Phase 3: The development of modern dragon boat racing
    In the 19th century, powerful European nations such as Britain and France used their superior military power to control territory and economic privileges in the Qing (Manchu) Empire, leading to increased pressure for reform. Dragon boat racing was seen by most officials as a corrupt custom
that disrupted water transport and led to gambling and fighting, and was often repressed, though it remained widely practiced. Some reformers thought that it could be turned into a modern sport and would contribute to a stronger, prouder nation. Some efforts were made in this direction in the 1920s to 1950s, but the Communist government decided it represented old feudal customs and banned it in the early 1960s.

     In 1976 the British-controlled government of Hong Kong began to develop dragon boat racing as a sport to encourage tourism. Over the next ten years, other locations around the world (especially in developed
 
Sketch of an early twentieth-century dragon boat on the Yangzi river near Wuhan, Hubei province
 Asia, Europe, and Canada) began holding festival races on the Hong Kong model.  They developed a style using a relatively short boat, 12m long, with 20 seated paddlers, a drummer at the front, and one person on the steering oar at the rear. An alternative style used an even shorter boat with only 10 paddlers. The races became a popular club sport, leading to the development of several national associations in the late 1980s. In 1991, the International Dragon Boat Federation (IDBF) was established in Hong Kong, constituted out of 12 national committees, including China. The IDBF went on to publish by-laws, rules & regulations, and full technical specifications for the modern sport, which is now practiced in over sixty countries worldwide.

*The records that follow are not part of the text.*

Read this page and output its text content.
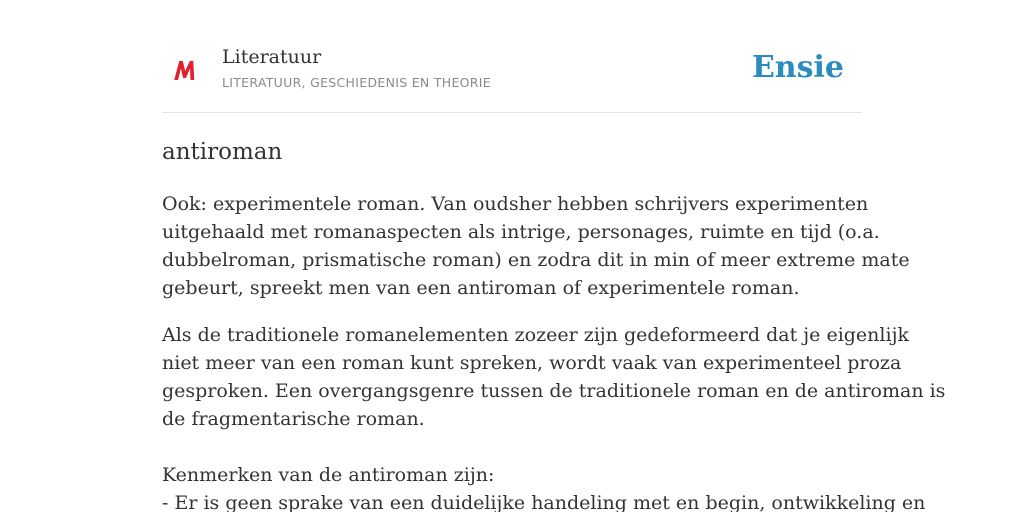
Literatuur
LITERATUUR, GESCHIEDENIS EN THEORIE	Ensie
antiroman

Ook: experimentele roman. Van oudsher hebben schrijvers experimenten
uitgehaald met romanaspecten als intrige, personages, ruimte en tijd (o.a.
dubbelroman, prismatische roman) en zodra dit in min of meer extreme mate
gebeurt, spreekt men van een antiroman of experimentele roman.

Als de traditionele romanelementen zozeer zijn gedeformeerd dat je eigenlijk
niet meer van een roman kunt spreken, wordt vaak van experimenteel proza
gesproken. Een overgangsgenre tussen de traditionele roman en de antiroman is
de fragmentarische roman.

Kenmerken van de antiroman zijn:
- Er is geen sprake van een duidelijke handeling met en begin, ontwikkeling en
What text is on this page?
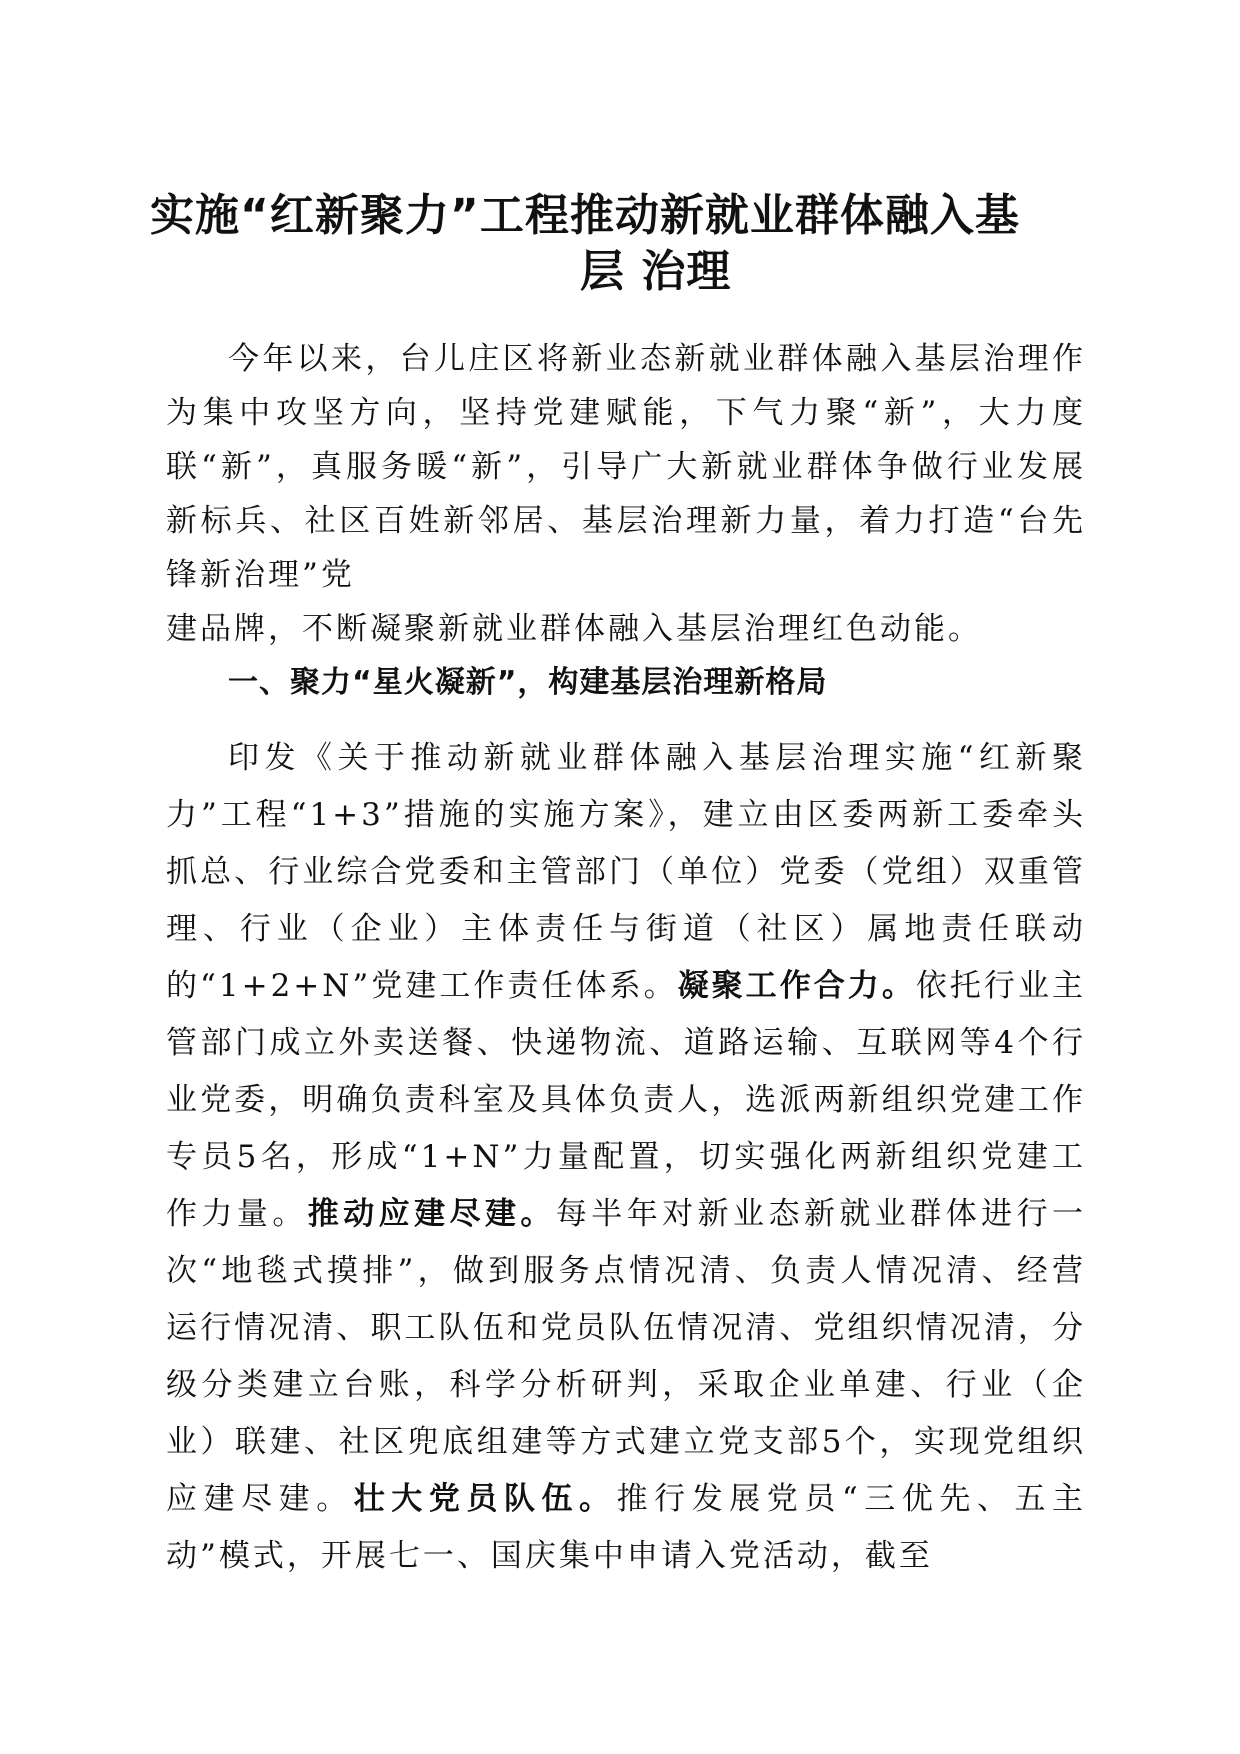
实施“红新聚力”工程推动新就业群体融入基
层 治理

今年以来，台儿庄区将新业态新就业群体融入基层治理作为集中攻坚方向，坚持党建赋能，下气力聚“新”，大力度联“新”，真服务暖“新”，引导广大新就业群体争做行业发展新标兵、社区百姓新邻居、基层治理新力量，着力打造“台先锋新治理”党

建品牌，不断凝聚新就业群体融入基层治理红色动能。

一、聚力“星火凝新”，构建基层治理新格局

印发《关于推动新就业群体融入基层治理实施“红新聚力”工程“1+3”措施的实施方案》，建立由区委两新工委牵头抓总、行业综合党委和主管部门（单位）党委（党组）双重管理、行业（企业）主体责任与街道（社区）属地责任联动的“1+2+N”党建工作责任体系。凝聚工作合力。依托行业主管部门成立外卖送餐、快递物流、道路运输、互联网等4个行业党委，明确负责科室及具体负责人，选派两新组织党建工作专员5名，形成“1+N”力量配置，切实强化两新组织党建工作力量。推动应建尽建。每半年对新业态新就业群体进行一次“地毯式摸排”，做到服务点情况清、负责人情况清、经营运行情况清、职工队伍和党员队伍情况清、党组织情况清，分级分类建立台账，科学分析研判，采取企业单建、行业（企业）联建、社区兜底组建等方式建立党支部5个，实现党组织应建尽建。壮大党员队伍。推行发展党员“三优先、五主动”模式，开展七一、国庆集中申请入党活动，截至
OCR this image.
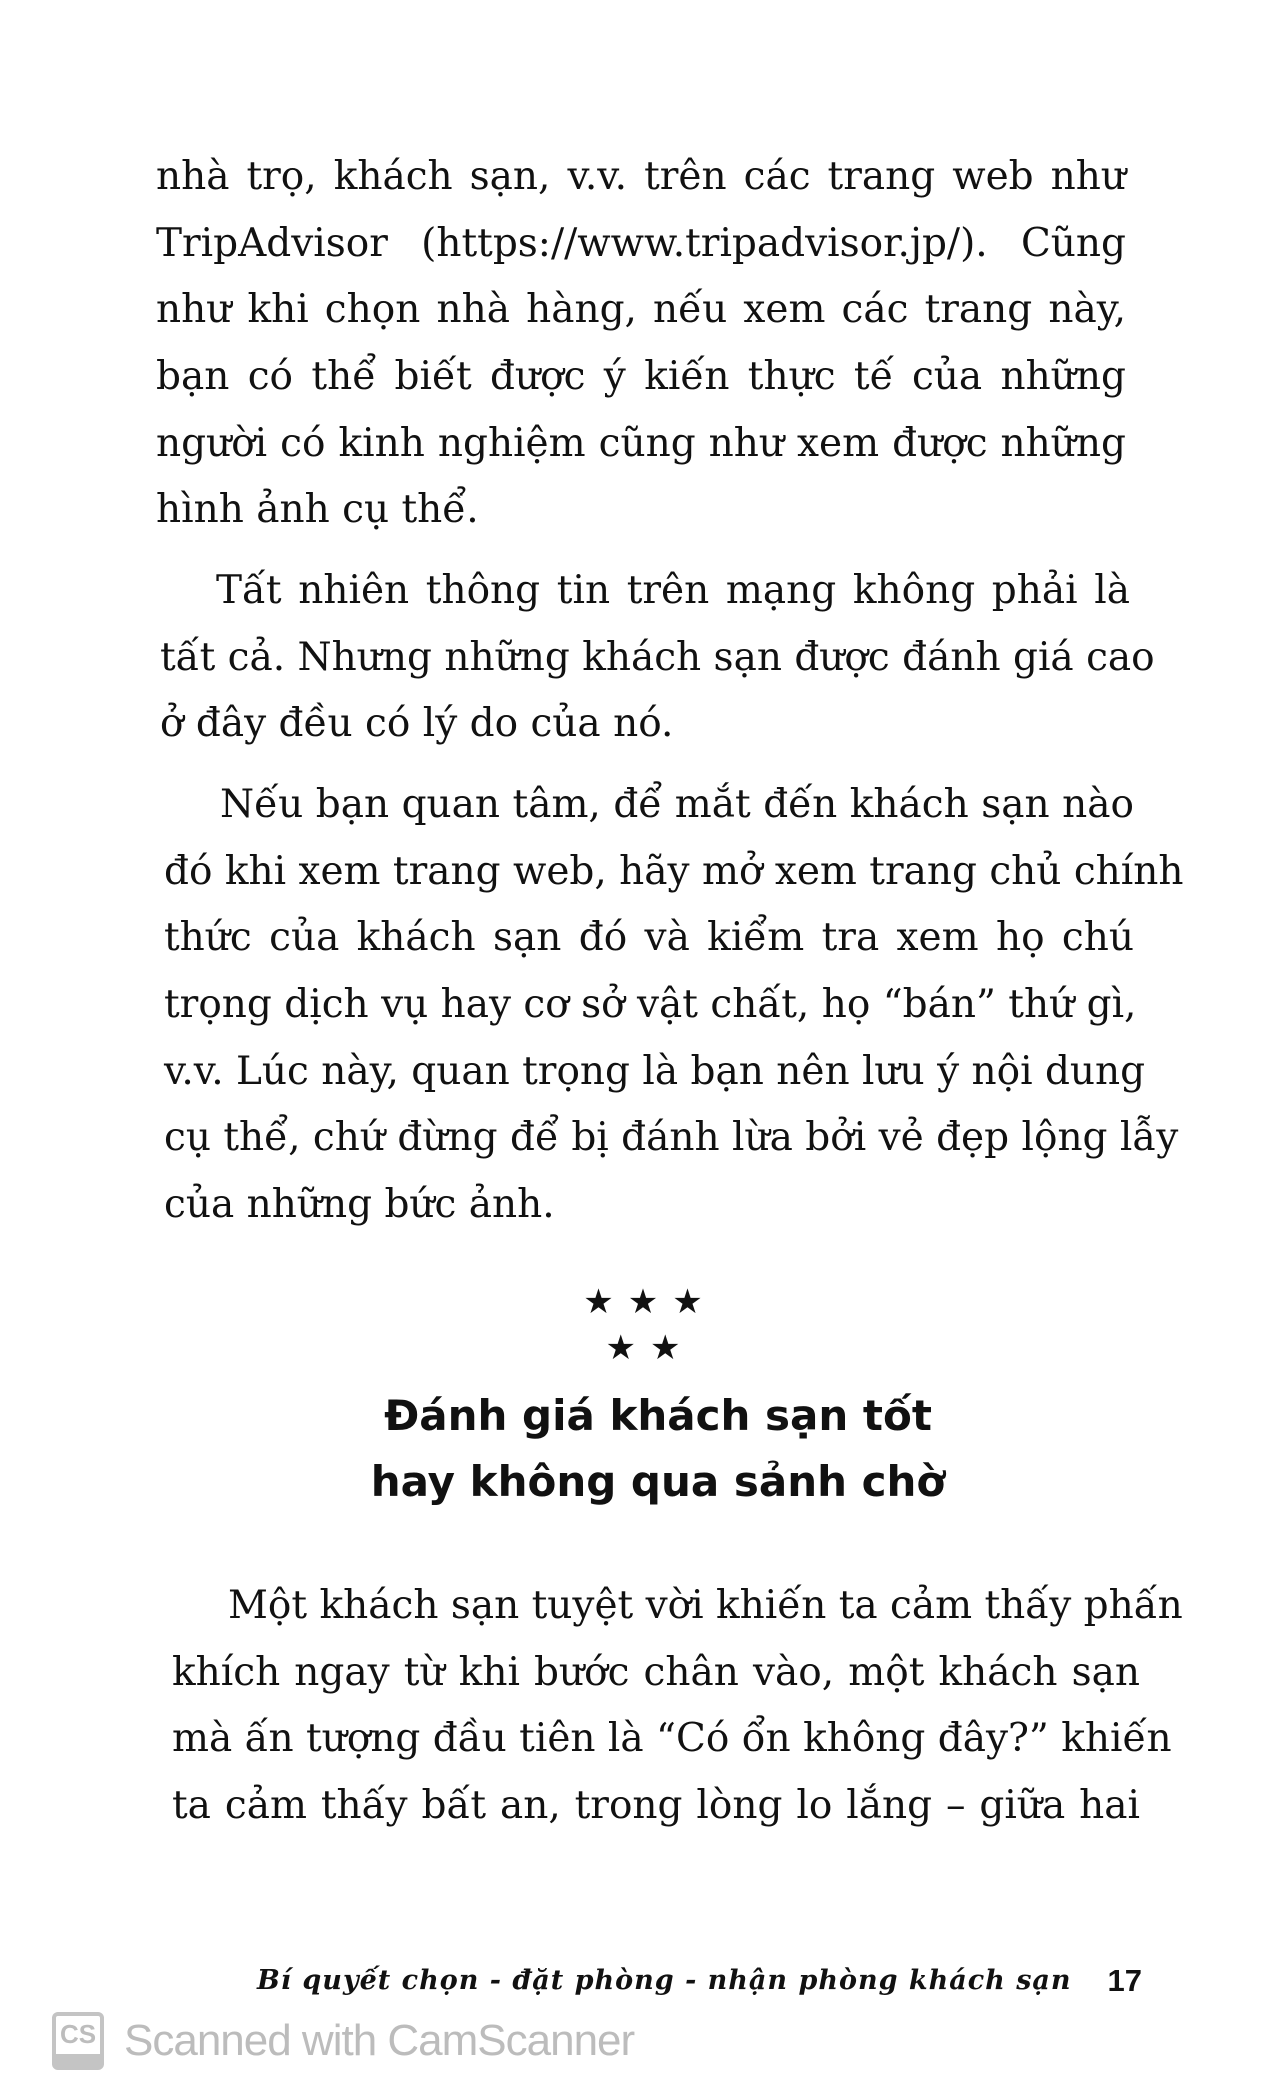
nhà trọ, khách sạn, v.v. trên các trang web như
TripAdvisor (https://www.tripadvisor.jp/). Cũng
như khi chọn nhà hàng, nếu xem các trang này,
bạn có thể biết được ý kiến thực tế của những
người có kinh nghiệm cũng như xem được những
hình ảnh cụ thể.
Tất nhiên thông tin trên mạng không phải là
tất cả. Nhưng những khách sạn được đánh giá cao
ở đây đều có lý do của nó.
Nếu bạn quan tâm, để mắt đến khách sạn nào
đó khi xem trang web, hãy mở xem trang chủ chính
thức của khách sạn đó và kiểm tra xem họ chú
trọng dịch vụ hay cơ sở vật chất, họ “bán” thứ gì,
v.v. Lúc này, quan trọng là bạn nên lưu ý nội dung
cụ thể, chứ đừng để bị đánh lừa bởi vẻ đẹp lộng lẫy
của những bức ảnh.
★★★
★★
Đánh giá khách sạn tốt
hay không qua sảnh chờ
Một khách sạn tuyệt vời khiến ta cảm thấy phấn
khích ngay từ khi bước chân vào, một khách sạn
mà ấn tượng đầu tiên là “Có ổn không đây?” khiến
ta cảm thấy bất an, trong lòng lo lắng – giữa hai
Bí quyết chọn - đặt phòng - nhận phòng khách sạn 17
CS Scanned with CamScanner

    Meanwhile, with the opening of China to reform and international influence in the late 1970s, traditional-style dragon boat races began to be revived in local communities all over China, a process which has continued to this day.
The international IDBF-standard races are also increasingly popular in China as well, so that it is quite common to find both traditional and modern international styles races being held in the same area.